Páginas do Facebook alimentam nostalgia pelo Rio Antigo

Retratos da cidade no passado proliferam nas redes sociais. Álbuns virtuais chegam a reunir centenas de milhares de fãs e dão nova cara a um antigo fenômeno

Por Saulo Pereira Guimarães, no Vozerio

Tudo começou em 2012, quando Paulo Senna ainda trabalhava no jornal O Globo. Nessa época, o repórter criou uma página no Facebook para colecionar fotos do Rio Antigo, como hobby. “Nem divulguei”, lembra ele, que batizou a página de “Quem te viu, quem te vê”. Quatro anos depois, Paulo trabalha diariamente no seu álbum virtual, agora chamado de Rio de Janeiro Memórias & Fotos, com uma coleção de mais de 7 mil imagens e uma audiência de 130 mil pessoas.

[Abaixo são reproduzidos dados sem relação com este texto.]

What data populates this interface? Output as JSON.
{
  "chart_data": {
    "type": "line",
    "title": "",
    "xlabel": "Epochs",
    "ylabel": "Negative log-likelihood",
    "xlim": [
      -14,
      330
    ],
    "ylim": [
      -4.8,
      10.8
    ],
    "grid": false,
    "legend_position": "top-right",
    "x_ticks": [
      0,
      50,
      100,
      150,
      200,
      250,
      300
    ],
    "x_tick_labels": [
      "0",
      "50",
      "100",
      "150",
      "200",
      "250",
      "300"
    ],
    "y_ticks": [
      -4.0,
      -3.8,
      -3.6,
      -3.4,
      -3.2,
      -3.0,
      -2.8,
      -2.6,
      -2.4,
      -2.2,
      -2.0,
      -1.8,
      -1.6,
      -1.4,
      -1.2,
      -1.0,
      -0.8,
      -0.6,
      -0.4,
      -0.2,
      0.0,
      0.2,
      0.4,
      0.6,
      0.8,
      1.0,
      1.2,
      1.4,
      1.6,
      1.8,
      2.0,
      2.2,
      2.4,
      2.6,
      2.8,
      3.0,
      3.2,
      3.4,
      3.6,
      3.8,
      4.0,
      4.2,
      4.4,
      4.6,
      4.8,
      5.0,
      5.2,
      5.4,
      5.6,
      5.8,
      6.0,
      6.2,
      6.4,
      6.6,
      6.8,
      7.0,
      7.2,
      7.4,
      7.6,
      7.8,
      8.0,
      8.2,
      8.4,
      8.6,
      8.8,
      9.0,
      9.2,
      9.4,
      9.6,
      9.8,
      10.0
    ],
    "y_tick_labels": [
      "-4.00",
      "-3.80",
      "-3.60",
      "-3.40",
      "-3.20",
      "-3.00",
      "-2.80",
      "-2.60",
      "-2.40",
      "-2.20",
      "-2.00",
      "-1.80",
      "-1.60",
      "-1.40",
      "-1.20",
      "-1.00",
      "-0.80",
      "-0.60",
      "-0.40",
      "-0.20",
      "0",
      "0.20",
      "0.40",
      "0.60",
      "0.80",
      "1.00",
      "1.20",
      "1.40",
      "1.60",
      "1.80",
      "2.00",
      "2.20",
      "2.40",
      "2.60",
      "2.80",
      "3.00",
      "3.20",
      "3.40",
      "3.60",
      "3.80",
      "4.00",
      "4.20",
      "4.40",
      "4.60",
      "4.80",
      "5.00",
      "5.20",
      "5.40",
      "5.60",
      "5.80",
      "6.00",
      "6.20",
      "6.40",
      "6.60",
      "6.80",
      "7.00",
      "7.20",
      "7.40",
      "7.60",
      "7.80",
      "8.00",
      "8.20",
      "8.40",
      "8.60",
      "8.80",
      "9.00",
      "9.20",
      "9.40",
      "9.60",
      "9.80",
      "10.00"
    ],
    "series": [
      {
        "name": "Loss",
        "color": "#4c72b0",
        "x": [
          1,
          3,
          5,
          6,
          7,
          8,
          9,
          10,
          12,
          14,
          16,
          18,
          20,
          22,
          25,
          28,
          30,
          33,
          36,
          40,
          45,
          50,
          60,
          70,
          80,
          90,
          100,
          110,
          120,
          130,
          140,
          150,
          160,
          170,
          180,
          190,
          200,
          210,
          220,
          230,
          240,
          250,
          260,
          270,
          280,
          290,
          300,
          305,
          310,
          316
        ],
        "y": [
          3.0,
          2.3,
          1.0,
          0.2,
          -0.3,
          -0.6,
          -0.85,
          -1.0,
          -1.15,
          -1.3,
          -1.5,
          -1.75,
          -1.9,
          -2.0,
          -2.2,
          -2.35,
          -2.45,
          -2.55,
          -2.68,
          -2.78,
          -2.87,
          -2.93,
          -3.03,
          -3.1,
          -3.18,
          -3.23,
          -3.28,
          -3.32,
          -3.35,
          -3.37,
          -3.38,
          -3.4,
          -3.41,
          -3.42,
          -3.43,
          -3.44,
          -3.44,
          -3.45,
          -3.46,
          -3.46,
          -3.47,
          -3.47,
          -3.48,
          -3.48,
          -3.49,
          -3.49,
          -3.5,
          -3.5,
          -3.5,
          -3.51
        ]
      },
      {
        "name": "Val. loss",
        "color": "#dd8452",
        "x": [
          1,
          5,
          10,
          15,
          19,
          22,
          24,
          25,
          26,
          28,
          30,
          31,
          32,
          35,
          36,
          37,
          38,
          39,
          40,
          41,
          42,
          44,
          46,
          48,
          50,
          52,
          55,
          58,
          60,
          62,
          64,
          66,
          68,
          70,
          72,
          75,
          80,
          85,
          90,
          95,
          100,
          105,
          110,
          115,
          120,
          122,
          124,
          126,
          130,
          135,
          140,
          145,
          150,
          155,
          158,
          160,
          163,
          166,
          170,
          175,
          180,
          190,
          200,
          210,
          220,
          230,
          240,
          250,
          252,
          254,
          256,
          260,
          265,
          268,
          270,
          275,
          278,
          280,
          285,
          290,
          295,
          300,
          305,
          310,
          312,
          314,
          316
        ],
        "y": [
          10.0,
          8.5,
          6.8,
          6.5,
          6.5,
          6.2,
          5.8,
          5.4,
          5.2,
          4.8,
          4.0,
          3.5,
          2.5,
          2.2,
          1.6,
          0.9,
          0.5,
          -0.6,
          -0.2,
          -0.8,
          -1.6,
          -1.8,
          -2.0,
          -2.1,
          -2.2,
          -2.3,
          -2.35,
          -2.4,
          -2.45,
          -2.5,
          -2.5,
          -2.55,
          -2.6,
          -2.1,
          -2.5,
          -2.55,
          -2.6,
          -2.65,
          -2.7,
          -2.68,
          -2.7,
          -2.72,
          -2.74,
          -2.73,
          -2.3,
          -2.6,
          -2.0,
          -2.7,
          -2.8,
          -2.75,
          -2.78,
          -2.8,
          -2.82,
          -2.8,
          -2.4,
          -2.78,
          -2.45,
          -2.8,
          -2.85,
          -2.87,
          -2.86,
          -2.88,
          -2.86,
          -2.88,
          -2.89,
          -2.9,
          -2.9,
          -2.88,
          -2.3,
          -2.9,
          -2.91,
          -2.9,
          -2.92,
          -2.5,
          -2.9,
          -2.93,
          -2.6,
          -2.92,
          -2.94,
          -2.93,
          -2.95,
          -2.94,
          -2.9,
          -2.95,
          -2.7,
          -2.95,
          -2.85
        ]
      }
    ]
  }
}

Febre na internet, o troca-troca de fotos antigas parece que chegou para ficar. O próprio Paulo segue páginas comoCopacabana Demolida e Madureira: Ontem & Hoje, especializadas em retratar o passado dos bairros que carregam no nome. Grupos como Duque de Caxias Que Passou, Niterói Antigamente e Ônibus Antigos do Rio de Janeiro mobilizam milhares de pessoas seguindo a receita do conteúdo segmentado e antigo sobre diversos temas. Para se ter uma ideia, só a página Zona Sul Memórias tem mais de 50 mil curtidas. As imagens são um prato cheio para quem viveu o tempo que passou e para quem não viveu, mas morre de vontade de saber mais sobre o passado.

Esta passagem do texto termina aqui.